25. Le 25 avril, le miraculé se rend avec ses parents en pèlerinage à Saragosse. Ils font sensation (p. 134).
Le mouvement de foule est considérable et s’auto-confirme à proportion du nombre de personnes qui apprennent la nouvelle.

26. La municipalité demande l’ouverture du procès canonique (p. 135). Il débute le 5 juin 1640 (p. 137).
Belle opportunité pour Saragosse, en effet. Superbe occasion pour la Municipalité de plaire à l’Église et au Roi. Chance peut-être de donner un nouvel élan au pèlerinage à Notre-Dame du Pilier.

Les données 25 et 26 suggèrent que la pression en faveur du miracle était considérable…
Que ceux qui se demandent à quoi cela pouvait ressembler pensent aux foules qui, en 2005, lors des funérailles de Jean-Paul II, crièrent « Santo subito ». Benoît XVI y répondit un mois plus tard en autorisant la béatification de son prédécesseur. Cet exemple contemporain montre que, dans de telles situations, il n’y a plus, pour les autorités, qu’une question : « Avons-nous une raison majeure de ne pas répondre positivement ? ».

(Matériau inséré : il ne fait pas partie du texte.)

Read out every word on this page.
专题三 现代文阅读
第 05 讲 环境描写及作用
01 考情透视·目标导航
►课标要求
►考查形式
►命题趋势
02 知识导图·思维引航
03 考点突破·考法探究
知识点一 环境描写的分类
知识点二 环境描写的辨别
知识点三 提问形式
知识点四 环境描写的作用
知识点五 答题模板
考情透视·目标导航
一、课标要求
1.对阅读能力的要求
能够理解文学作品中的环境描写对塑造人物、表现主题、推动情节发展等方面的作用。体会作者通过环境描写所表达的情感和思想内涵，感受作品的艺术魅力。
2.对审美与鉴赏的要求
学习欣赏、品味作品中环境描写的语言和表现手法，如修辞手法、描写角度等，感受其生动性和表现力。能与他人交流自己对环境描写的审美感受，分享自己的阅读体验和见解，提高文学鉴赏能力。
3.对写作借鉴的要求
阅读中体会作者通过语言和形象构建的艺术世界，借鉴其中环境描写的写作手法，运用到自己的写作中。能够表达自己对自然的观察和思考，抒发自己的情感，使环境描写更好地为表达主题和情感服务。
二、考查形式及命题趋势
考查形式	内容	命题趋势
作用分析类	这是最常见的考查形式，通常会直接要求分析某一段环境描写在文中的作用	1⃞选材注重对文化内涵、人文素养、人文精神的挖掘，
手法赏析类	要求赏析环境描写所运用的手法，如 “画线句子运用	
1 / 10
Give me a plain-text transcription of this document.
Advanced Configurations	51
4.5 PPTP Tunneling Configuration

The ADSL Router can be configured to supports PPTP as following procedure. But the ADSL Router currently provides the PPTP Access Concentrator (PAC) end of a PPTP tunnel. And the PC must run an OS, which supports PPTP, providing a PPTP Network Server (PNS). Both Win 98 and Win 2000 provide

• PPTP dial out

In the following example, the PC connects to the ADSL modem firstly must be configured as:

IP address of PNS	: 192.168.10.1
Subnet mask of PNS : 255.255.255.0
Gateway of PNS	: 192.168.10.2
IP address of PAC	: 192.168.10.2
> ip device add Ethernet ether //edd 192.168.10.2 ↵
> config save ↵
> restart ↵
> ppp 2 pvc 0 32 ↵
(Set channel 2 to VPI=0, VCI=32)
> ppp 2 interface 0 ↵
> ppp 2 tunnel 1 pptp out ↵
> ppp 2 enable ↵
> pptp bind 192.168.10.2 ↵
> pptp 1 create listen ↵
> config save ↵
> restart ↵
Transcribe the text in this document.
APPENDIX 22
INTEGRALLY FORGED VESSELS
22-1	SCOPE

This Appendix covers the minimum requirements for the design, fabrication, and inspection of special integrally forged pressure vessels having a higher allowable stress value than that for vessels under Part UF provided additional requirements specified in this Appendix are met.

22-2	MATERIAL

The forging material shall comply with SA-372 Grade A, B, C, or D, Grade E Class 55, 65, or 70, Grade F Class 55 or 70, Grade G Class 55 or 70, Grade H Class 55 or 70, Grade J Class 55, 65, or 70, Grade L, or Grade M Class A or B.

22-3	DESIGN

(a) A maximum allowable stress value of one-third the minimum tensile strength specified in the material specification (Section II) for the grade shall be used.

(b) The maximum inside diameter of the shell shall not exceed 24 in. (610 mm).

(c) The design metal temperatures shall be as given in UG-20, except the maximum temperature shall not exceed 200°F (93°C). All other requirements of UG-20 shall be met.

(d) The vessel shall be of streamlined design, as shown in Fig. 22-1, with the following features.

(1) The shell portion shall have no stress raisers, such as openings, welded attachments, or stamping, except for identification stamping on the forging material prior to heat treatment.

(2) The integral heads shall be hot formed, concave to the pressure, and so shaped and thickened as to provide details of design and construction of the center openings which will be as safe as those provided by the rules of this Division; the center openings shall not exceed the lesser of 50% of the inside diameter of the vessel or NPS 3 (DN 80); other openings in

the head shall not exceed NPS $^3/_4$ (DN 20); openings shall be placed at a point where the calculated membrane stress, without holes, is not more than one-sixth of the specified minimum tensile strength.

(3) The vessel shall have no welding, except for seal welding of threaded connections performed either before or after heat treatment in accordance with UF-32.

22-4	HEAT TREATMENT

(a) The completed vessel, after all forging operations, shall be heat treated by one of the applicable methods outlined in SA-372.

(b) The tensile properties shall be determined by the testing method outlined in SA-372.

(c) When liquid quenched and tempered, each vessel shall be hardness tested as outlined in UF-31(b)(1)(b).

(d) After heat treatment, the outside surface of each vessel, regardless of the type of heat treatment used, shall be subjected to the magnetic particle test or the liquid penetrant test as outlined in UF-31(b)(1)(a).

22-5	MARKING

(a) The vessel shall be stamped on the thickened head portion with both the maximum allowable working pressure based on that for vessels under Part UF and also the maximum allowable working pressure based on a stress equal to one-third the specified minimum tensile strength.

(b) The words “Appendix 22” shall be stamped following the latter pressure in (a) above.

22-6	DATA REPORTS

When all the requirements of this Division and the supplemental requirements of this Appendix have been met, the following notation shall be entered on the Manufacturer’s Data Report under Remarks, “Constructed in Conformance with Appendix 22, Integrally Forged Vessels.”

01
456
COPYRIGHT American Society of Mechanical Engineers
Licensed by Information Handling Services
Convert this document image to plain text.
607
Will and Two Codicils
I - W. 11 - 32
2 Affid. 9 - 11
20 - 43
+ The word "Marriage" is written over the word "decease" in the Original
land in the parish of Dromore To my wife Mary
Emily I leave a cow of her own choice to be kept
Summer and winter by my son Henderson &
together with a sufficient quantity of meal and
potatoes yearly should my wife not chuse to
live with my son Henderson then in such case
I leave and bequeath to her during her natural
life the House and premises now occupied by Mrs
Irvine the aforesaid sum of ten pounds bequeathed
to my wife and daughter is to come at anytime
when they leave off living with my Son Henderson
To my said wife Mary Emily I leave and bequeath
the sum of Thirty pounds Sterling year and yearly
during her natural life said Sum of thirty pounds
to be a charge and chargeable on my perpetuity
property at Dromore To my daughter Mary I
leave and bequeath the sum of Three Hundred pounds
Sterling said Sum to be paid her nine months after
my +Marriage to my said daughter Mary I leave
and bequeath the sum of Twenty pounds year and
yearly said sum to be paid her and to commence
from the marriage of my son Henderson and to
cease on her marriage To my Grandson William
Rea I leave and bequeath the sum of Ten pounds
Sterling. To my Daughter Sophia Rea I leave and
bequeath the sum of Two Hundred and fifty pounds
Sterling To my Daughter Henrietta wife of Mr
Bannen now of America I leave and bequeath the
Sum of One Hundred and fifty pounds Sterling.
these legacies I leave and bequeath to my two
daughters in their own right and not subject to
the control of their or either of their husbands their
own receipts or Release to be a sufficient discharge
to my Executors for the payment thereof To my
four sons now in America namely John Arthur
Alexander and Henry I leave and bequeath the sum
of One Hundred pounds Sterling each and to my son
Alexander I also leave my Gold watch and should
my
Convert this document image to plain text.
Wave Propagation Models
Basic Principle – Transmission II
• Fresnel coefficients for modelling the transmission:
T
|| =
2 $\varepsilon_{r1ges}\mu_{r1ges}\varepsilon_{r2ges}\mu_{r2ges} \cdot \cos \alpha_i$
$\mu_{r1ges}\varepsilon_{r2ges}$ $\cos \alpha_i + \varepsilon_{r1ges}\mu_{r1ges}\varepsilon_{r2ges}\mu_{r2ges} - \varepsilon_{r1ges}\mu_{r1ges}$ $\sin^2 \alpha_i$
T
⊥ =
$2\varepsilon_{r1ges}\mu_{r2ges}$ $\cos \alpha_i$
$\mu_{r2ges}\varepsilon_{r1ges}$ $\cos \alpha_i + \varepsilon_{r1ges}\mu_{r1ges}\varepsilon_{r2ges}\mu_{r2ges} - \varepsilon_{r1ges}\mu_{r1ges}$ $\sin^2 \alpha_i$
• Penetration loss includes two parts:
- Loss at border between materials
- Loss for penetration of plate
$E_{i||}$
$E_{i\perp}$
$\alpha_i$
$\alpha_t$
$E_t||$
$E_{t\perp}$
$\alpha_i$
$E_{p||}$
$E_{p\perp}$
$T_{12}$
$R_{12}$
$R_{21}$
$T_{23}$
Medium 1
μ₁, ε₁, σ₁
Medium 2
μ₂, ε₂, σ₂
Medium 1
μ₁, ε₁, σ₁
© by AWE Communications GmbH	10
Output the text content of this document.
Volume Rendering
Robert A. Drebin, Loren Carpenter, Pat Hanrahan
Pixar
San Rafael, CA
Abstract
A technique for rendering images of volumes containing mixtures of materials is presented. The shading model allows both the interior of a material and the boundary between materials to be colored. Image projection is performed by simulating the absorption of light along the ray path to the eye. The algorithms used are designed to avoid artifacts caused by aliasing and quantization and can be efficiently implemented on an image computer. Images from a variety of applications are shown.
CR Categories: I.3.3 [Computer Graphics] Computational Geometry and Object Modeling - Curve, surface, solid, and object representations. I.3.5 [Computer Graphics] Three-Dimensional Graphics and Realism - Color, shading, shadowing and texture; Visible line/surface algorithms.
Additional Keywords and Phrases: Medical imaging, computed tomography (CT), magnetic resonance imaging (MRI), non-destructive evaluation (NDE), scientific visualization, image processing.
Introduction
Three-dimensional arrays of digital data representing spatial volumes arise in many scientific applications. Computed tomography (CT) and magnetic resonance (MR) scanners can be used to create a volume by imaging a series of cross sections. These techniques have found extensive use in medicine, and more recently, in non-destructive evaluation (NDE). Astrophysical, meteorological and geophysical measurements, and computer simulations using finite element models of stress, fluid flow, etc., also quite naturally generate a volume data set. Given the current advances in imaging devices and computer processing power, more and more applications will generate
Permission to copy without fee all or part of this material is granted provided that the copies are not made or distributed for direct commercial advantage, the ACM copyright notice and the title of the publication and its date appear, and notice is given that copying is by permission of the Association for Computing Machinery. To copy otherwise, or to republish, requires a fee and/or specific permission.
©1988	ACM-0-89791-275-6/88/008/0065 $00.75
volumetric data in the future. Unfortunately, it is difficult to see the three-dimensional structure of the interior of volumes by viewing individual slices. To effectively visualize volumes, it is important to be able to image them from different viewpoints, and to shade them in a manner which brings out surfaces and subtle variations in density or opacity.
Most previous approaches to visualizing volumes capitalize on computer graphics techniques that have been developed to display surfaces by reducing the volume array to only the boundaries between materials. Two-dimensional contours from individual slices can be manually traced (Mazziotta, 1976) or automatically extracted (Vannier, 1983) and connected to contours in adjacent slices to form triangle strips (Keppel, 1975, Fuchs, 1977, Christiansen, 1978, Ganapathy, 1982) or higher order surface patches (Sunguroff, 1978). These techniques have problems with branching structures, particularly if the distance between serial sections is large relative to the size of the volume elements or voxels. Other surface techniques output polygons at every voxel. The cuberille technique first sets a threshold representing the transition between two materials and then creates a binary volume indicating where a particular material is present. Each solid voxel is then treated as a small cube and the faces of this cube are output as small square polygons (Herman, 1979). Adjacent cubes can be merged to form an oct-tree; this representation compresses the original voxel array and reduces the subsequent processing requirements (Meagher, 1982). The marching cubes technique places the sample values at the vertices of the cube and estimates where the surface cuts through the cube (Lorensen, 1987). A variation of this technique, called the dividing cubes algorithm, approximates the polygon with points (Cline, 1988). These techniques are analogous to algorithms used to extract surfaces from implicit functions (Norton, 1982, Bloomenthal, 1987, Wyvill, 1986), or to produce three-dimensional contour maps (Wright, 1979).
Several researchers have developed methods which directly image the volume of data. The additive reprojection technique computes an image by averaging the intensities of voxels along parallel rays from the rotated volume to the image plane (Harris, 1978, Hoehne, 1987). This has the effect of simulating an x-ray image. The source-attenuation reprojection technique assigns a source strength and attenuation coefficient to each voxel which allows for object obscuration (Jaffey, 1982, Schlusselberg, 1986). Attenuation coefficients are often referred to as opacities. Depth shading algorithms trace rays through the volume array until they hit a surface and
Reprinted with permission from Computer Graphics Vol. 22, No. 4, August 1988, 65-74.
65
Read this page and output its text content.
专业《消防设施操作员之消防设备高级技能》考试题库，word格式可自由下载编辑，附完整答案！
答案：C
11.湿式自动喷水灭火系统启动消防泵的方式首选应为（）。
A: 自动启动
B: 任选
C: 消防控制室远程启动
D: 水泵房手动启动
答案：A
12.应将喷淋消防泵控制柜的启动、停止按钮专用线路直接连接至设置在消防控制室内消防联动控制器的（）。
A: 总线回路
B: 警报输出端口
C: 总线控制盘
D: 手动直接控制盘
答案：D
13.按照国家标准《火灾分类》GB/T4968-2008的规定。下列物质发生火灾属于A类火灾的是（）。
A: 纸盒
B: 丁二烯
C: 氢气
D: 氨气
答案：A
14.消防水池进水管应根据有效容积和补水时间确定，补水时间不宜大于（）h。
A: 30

27. Le jeune homme, entre temps, se montre particulièrement pieux (p. 135).
Il doit être surtout très angoissé : convaincu de mensonge, on le jugerait sacrilège. Le scandale serait immense et, dans ces temps d’Inquisition, son sort cesserait d’être enviable. La prière fait partie de son personnage de miraculé mais il a, en outre, des raisons personnelles pour supplier le Ciel d’avoir pitié.

28. Vingt-quatre témoins sont convoqués, parmi lesquels le prestigieux Juan de Estanga (p. 145), le chirurgien chef de service de l’hôpital de Saragosse et titulaire de la chaire à l’Université de Saragosse (p. 77), deux maîtres chirurgiens , dont Diego Millaruello, qui dit avoir participé à l’amputation et les deux médecins qui, à Calanda, ont visité le miraculé (p. 145).
Seul les témoignages d’Estanga et Millaruello, qui disent avoir amputé, sont significatifs. Les autres n’ont rien à dire sur le fait décisif : la réalité ou pas de l’amputation de Miguel Juan Pellicer vers la mi-octobre 1637.
Quant aux deux chirurgiens, pourquoi déclarent-ils avoir amputé alors que, selon les informations dont nous disposons, ils n’en savent plus rien ?
Mettons-nous à leur place…
Un grand concours de foule se présente qui crie au miracle. Du côté de Calanda, tout le monde est convaincu. À Saragosse où ces gens circulent et sont pris en charge depuis un mois, la foule aussi s’enthousiasme, ainsi que le Chapitre du Pilier. La Municipalité est pour, et l’Évêque a vu dans l’ouverture immédiate d’un procès canonique (deux mois après le miracle) l’occasion de prendre une initiative unificatrice…
[La concurrence entre les deux sanctuaires est en effet une monstruosité qui met à mal l’autorité de l’archevêché. La valorisation de Notre-Dame du Pilier par l’évêque à l’occcasion du miracle va inciter le Chapitre autonomiste à rentrer dans le rang. Dès lors, on négocie et, 35 ans après, le 11 février 1676, le Pape énonce une bulle d’union, laquelle fusionne les deux chapitres, celui du Pilar et celui de la cathédrale siège de l’archevêché (p. 153)].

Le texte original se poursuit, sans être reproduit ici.